Now that your bike is racked and you have your race kit, if you arrived early enough you should have plenty of time to get Ready to Race:

  • First off, you need to do something with that race number. You have to finish the race with the number on the front of your body, so you can either use the pins you were given to pin it to the shirt you'll wear during the race, or you can use a number belt if you have one.
  • You should be pretty organized by now so you can use any spare time to familiarize yourself with the flow of traffic once the race starts. Figure out where the swim finishes and where you'll have to run to get your bike. Locate a fixed landmark (garbage cans may get moved) or count the number of bike racks to your bike, so that you don't get lost looking for your bike. It's like looking for a needle in a haystack if you don't have some idea where to start.
  • After the swim, you will most likely enter the transition at one end and leave at the other. When you return you reverse things. That is, the bike starts and finishes at the same side of the transition area, and the run goes out where the swim came in. Got it?
  • It's also a good idea to do a walk or warm-up run of the start of the run course and finish. That way you won't get lost starting the run and you'll have some good landmarks as you near the finish line. It's always nice to know when you are nearing the finish line, so if you have some visual cues you'll be more comfortable.
  • The best advice I can give any Newbie triathletes is to get to the swim start early and do a good warm-up in the water. The swim is often the most daunting part of a triathlon and I don't care if you come from a swimming background, open water swimming is different than pool swimming. When you can't see the bottom and there are no lane ropes people often freak out a bit and then they have trouble swimming. Factor in any trouble navigating and you've got a long swim on your hands. Take some time to get comfortable in the water and with the fact that you can't see as well. Practice sighting the orange buoys so you won't get lost. The more time you spend getting comfortable, the less time you'll spend panicking. If you are a weak swimmer or a beginner, please stay to the back of the pack. This not only keeps you from getting clobbered, but it also helps those stronger swimmers get out of your way faster.

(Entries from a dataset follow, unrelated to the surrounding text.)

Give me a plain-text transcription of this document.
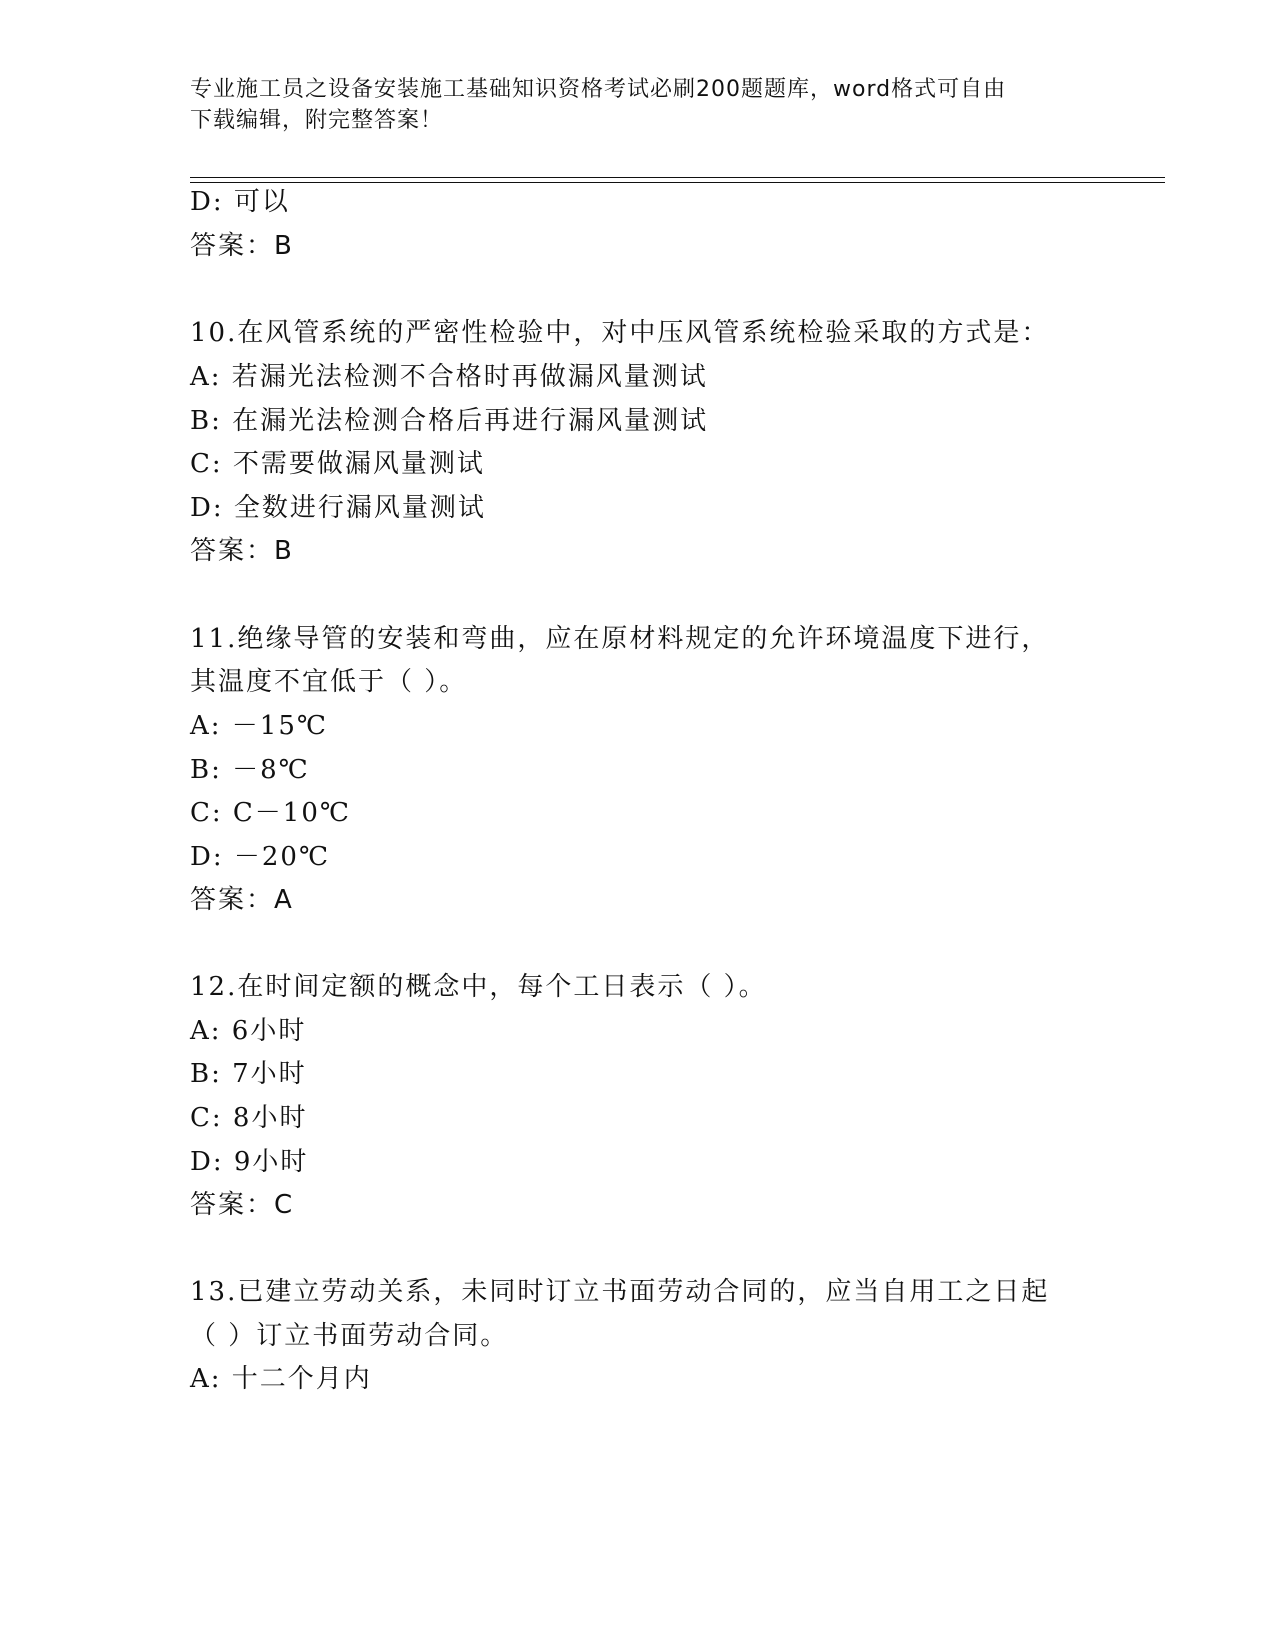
专业施工员之设备安装施工基础知识资格考试必刷200题题库，word格式可自由
下载编辑，附完整答案！
D: 可以
答案：B
10.在风管系统的严密性检验中，对中压风管系统检验采取的方式是：
A: 若漏光法检测不合格时再做漏风量测试
B: 在漏光法检测合格后再进行漏风量测试
C: 不需要做漏风量测试
D: 全数进行漏风量测试
答案：B
11.绝缘导管的安装和弯曲，应在原材料规定的允许环境温度下进行，
其温度不宜低于（ ）。
A: －15℃
B: －8℃
C: C－10℃
D: －20℃
答案：A
12.在时间定额的概念中，每个工日表示（ ）。
A: 6小时
B: 7小时
C: 8小时
D: 9小时
答案：C
13.已建立劳动关系，未同时订立书面劳动合同的，应当自用工之日起
（ ）订立书面劳动合同。
A: 十二个月内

  • One more point about the swim. You will see people at the race with wetsuits. You don't have to have a wetsuit to race, so don't worry. They do help you float a bit better in the water which can improve your swimming and that's why people wear them. But, first time wetsuit wearers often find them constrictive and it causes even more panic. It's not that they are too tight, but coupled with open water anxiety they start to feel like they are too tight on your chest. If you are wearing a wetsuit for your first race, especially if it's borrowed, spend even more time playing in the water before the race so that you get VERY comfortable in it.